The charitable deduction is at risk now because of sequestration – that automatic cut of federal spending that looms – and because elected officials are increasingly viewing the charitable deduction as just another tax expenditure, like so many others included in the federal tax code, including deductions for mortgage interest and state/local taxes paid. There’s a big difference in these different deductions, because the charitable deduction is the sole such deduction from which the individual receives nothing tangible in return. But it’s still on the table as both House and Senate tackle tax reform in coming months.
You might think – like others – that it’s only the super wealthy who take advantage of the charitable deduction. However, research that we present in our Ohio Gives report shows a very different picture. First, individual Ohioans donated a whopping $5 billion to charities in 2010 (that’s the latest year reported by the IRS). And, that number doesn’t represent all of the donations given by Ohioans – it’s only the amount that the one-quarter of Ohioans (1.33 million taxpayers) reported on their itemized tax returns. We have no way of knowing what the real total of charitable giving is by individuals, we have only the IRS figures to provide a snapshot of some of the giving.

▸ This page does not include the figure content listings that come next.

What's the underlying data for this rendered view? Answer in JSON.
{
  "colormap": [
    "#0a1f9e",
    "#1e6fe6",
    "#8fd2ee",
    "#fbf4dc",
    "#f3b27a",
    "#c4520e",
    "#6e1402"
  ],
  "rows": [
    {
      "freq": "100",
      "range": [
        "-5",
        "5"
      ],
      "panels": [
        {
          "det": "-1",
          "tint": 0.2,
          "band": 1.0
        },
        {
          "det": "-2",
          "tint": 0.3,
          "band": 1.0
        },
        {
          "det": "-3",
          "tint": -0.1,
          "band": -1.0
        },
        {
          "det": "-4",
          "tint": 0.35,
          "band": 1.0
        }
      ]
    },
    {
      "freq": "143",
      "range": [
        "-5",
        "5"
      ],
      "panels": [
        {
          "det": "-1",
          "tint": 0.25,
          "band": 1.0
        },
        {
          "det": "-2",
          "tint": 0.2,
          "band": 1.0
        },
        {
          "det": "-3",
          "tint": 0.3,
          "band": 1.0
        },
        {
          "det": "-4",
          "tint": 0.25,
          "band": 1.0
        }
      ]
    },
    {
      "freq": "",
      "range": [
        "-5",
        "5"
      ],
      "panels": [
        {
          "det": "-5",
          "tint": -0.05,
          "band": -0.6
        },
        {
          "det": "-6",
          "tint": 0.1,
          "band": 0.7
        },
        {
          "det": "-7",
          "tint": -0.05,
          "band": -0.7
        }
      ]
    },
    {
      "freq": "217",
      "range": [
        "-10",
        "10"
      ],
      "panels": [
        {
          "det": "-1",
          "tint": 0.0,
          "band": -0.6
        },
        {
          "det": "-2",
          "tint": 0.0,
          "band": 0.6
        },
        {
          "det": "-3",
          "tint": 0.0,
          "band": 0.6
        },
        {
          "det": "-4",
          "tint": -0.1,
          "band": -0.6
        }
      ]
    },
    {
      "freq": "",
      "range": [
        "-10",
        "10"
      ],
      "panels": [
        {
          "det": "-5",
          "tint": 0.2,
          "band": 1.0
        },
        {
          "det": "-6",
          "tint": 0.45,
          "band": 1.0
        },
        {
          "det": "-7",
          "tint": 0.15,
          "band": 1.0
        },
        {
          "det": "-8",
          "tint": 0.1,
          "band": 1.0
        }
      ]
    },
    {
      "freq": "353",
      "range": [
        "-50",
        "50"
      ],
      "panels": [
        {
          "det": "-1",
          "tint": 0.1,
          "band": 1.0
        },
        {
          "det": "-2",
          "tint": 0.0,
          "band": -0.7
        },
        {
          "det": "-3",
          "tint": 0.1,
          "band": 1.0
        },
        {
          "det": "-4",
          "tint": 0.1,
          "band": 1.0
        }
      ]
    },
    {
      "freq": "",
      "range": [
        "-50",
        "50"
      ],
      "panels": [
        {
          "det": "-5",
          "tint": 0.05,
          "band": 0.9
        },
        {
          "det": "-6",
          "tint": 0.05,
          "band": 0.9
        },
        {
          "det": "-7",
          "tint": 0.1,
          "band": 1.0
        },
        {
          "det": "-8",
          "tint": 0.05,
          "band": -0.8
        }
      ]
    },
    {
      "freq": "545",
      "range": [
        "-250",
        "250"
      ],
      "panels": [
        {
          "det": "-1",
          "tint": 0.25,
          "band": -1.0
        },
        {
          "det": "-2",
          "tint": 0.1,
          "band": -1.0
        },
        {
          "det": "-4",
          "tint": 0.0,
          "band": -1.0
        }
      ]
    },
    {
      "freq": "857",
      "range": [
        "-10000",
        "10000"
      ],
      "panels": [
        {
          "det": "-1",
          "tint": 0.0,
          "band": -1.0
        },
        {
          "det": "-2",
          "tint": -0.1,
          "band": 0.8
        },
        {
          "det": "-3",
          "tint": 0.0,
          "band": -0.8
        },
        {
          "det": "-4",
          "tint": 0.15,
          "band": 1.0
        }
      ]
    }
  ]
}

Here’s what else is surprising about our state’s giving: Ohioans at virtually every income level report making charitable contributions. Of those reporting donations, as this figure shows, one-quarter had income less than $50,000 a year and this group collectively gave over $637 MILLLION to charities!
If you donate to charity – whether it’s by dropping cash in the church collection plate or by writing checks to your alma mater or local foodbank – you should care about what’s going on in this debate. Ohio has two representatives on Ways and Means, Representatives, Pat Tiberi and Jim Renacci, and both our senators serve on the Senate Finance Committee that is also tackling tax reform. They’re hearing from us here at Philanthropy Ohio; we hope they’ll hear from you, too.